Dans un arrêt du 4 février 2015, la Cour de cassation constate que le gaz propane est un gaz inflammable et dangereux, à capacité hautement explosive, dont la moindre dispersion peut provoquer une déflagration ou une explosion, contrairement au gaz butane, et que les détendeurs des gaz butane et propane sont similaires et peuvent être fixés indifféremment sur toute bouteille de gaz. De sorte qu'en l'absence de connectique spécifique qui rendrait impossible l'alimentation par une bouteille de gaz propane d'une installation fonctionnant au gaz butane, un utilisateur tel que le demandeur pouvait ne pas se rendre compte de l'erreur commise, quant au gaz fourni, lors de l'échange d'une bouteille vide contre une pleine. Ce dont il résulte que la sécurité d'un utilisateur autre que l'acheteur de l'installation, qui n'a pas nécessairement eu accès à la notice d'information du contrat de consignation, n'était pas informé du risque présenté par l'utilisation de gaz propane pour l'alimentation d'un appareil fonctionnant au gaz butane.
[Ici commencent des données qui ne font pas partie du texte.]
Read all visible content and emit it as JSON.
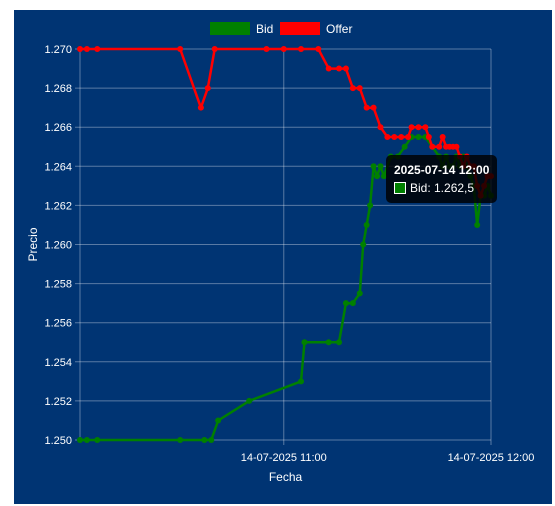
{
  "chart_data": {
    "type": "line",
    "title": "",
    "xlabel": "Fecha",
    "ylabel": "Precio",
    "ylim": [
      1.25,
      1.27
    ],
    "xlim": [
      "2025-07-14 10:01",
      "2025-07-14 12:00"
    ],
    "y_ticks": [
      "1.250",
      "1.252",
      "1.254",
      "1.256",
      "1.258",
      "1.260",
      "1.262",
      "1.264",
      "1.266",
      "1.268",
      "1.270"
    ],
    "x_ticks": [
      {
        "t": "2025-07-14 11:00",
        "label": "14-07-2025 11:00"
      },
      {
        "t": "2025-07-14 12:00",
        "label": "14-07-2025 12:00"
      }
    ],
    "grid": true,
    "legend_position": "top-center",
    "series": [
      {
        "name": "Bid",
        "color": "#008000",
        "points": [
          [
            "2025-07-14 10:01",
            1.25
          ],
          [
            "2025-07-14 10:03",
            1.25
          ],
          [
            "2025-07-14 10:06",
            1.25
          ],
          [
            "2025-07-14 10:30",
            1.25
          ],
          [
            "2025-07-14 10:37",
            1.25
          ],
          [
            "2025-07-14 10:39",
            1.25
          ],
          [
            "2025-07-14 10:41",
            1.251
          ],
          [
            "2025-07-14 10:50",
            1.252
          ],
          [
            "2025-07-14 11:05",
            1.253
          ],
          [
            "2025-07-14 11:06",
            1.255
          ],
          [
            "2025-07-14 11:13",
            1.255
          ],
          [
            "2025-07-14 11:16",
            1.255
          ],
          [
            "2025-07-14 11:18",
            1.257
          ],
          [
            "2025-07-14 11:20",
            1.257
          ],
          [
            "2025-07-14 11:22",
            1.2575
          ],
          [
            "2025-07-14 11:23",
            1.26
          ],
          [
            "2025-07-14 11:24",
            1.261
          ],
          [
            "2025-07-14 11:25",
            1.262
          ],
          [
            "2025-07-14 11:26",
            1.264
          ],
          [
            "2025-07-14 11:27",
            1.2635
          ],
          [
            "2025-07-14 11:28",
            1.264
          ],
          [
            "2025-07-14 11:29",
            1.2635
          ],
          [
            "2025-07-14 11:31",
            1.2645
          ],
          [
            "2025-07-14 11:33",
            1.2645
          ],
          [
            "2025-07-14 11:35",
            1.265
          ],
          [
            "2025-07-14 11:37",
            1.2655
          ],
          [
            "2025-07-14 11:39",
            1.2655
          ],
          [
            "2025-07-14 11:41",
            1.2655
          ],
          [
            "2025-07-14 11:43",
            1.265
          ],
          [
            "2025-07-14 11:45",
            1.2645
          ],
          [
            "2025-07-14 11:46",
            1.264
          ],
          [
            "2025-07-14 11:47",
            1.2645
          ],
          [
            "2025-07-14 11:48",
            1.264
          ],
          [
            "2025-07-14 11:49",
            1.264
          ],
          [
            "2025-07-14 11:50",
            1.2645
          ],
          [
            "2025-07-14 11:51",
            1.264
          ],
          [
            "2025-07-14 11:52",
            1.2645
          ],
          [
            "2025-07-14 11:53",
            1.264
          ],
          [
            "2025-07-14 11:54",
            1.2635
          ],
          [
            "2025-07-14 11:55",
            1.263
          ],
          [
            "2025-07-14 11:56",
            1.261
          ],
          [
            "2025-07-14 11:57",
            1.2625
          ],
          [
            "2025-07-14 11:58",
            1.2625
          ],
          [
            "2025-07-14 11:59",
            1.263
          ],
          [
            "2025-07-14 12:00",
            1.2625
          ]
        ]
      },
      {
        "name": "Offer",
        "color": "#ff0000",
        "points": [
          [
            "2025-07-14 10:01",
            1.27
          ],
          [
            "2025-07-14 10:03",
            1.27
          ],
          [
            "2025-07-14 10:06",
            1.27
          ],
          [
            "2025-07-14 10:30",
            1.27
          ],
          [
            "2025-07-14 10:36",
            1.267
          ],
          [
            "2025-07-14 10:38",
            1.268
          ],
          [
            "2025-07-14 10:40",
            1.27
          ],
          [
            "2025-07-14 10:55",
            1.27
          ],
          [
            "2025-07-14 11:00",
            1.27
          ],
          [
            "2025-07-14 11:05",
            1.27
          ],
          [
            "2025-07-14 11:10",
            1.27
          ],
          [
            "2025-07-14 11:13",
            1.269
          ],
          [
            "2025-07-14 11:16",
            1.269
          ],
          [
            "2025-07-14 11:18",
            1.269
          ],
          [
            "2025-07-14 11:20",
            1.268
          ],
          [
            "2025-07-14 11:22",
            1.268
          ],
          [
            "2025-07-14 11:24",
            1.267
          ],
          [
            "2025-07-14 11:26",
            1.267
          ],
          [
            "2025-07-14 11:28",
            1.266
          ],
          [
            "2025-07-14 11:30",
            1.2655
          ],
          [
            "2025-07-14 11:32",
            1.2655
          ],
          [
            "2025-07-14 11:34",
            1.2655
          ],
          [
            "2025-07-14 11:36",
            1.2655
          ],
          [
            "2025-07-14 11:37",
            1.266
          ],
          [
            "2025-07-14 11:39",
            1.266
          ],
          [
            "2025-07-14 11:41",
            1.266
          ],
          [
            "2025-07-14 11:42",
            1.2655
          ],
          [
            "2025-07-14 11:43",
            1.265
          ],
          [
            "2025-07-14 11:45",
            1.265
          ],
          [
            "2025-07-14 11:46",
            1.2655
          ],
          [
            "2025-07-14 11:47",
            1.265
          ],
          [
            "2025-07-14 11:48",
            1.265
          ],
          [
            "2025-07-14 11:49",
            1.265
          ],
          [
            "2025-07-14 11:50",
            1.265
          ],
          [
            "2025-07-14 11:51",
            1.2645
          ],
          [
            "2025-07-14 11:52",
            1.264
          ],
          [
            "2025-07-14 11:53",
            1.2645
          ],
          [
            "2025-07-14 11:54",
            1.264
          ],
          [
            "2025-07-14 11:55",
            1.264
          ],
          [
            "2025-07-14 11:56",
            1.263
          ],
          [
            "2025-07-14 11:57",
            1.2625
          ],
          [
            "2025-07-14 11:58",
            1.263
          ],
          [
            "2025-07-14 11:59",
            1.2635
          ],
          [
            "2025-07-14 12:00",
            1.2635
          ]
        ]
      }
    ],
    "tooltip": {
      "title": "2025-07-14 12:00",
      "label": "Bid: 1.262,5"
    }
  },
  "colors": {
    "background": "#003473",
    "grid": "#ffffff",
    "text": "#ffffff"
  }
}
La cour d'appel en a exactement déduit que la bouteille de gaz propane utilisée par la victime était un produit défectueux, au sens de l'article 1386-4 du code civil, et que la société Butagaz, en sa qualité de producteur, devait être déclarée responsable des dommages causés.

Rappelons que l’article 1386-4 dispose qu’un produit est défectueux au sens du présent titre lorsqu'il n'offre pas la sécurité à laquelle on peut légitimement s'attendre.

Dans l'appréciation de la sécurité à laquelle on peut légitimement s'attendre, il doit être tenu compte de toutes les circonstances et notamment de la présentation du produit, de l'usage qui peut en être raisonnablement attendu et du moment de sa mise en circulation.

On ne devrait pas pouvoir fixer du propane sur du butane !

Vous allez peut-être vous demander pourquoi dans l’univers de l’immobilier, cette question est évoquée ?

L’extension de la notion de produit défectueux à un déficit d’information peut-il concerner un bailleur, un syndic de copropriété ou autre professionnel de l’immobilier ?

C’est que, voyez-vous, l’article 1386-7 du code civil dispose que : « Si le producteur ne peut être identifié, le vendeur, le loueur, à l'exception du crédit-bailleur ou du loueur assimilable au crédit-bailleur, ou tout autre fournisseur professionnel, est responsable du défaut de sécurité du produit, dans les mêmes conditions que le producteur, à moins qu'il ne désigne son propre fournisseur ou le producteur, dans un délai de trois mois à compter de la date à laquelle la demande de la victime lui a été notifiée. Le recours du fournisseur contre le producteur obéit aux mêmes règles que la demande émanant de la victime directe du défaut. Toutefois, il doit agir dans l'année suivant la date de sa citation en justice. »

Donc, par défaut, le loueur ou tout fournisseur professionnel peut être concerné par cette jurisprudence quelque peu… explosive.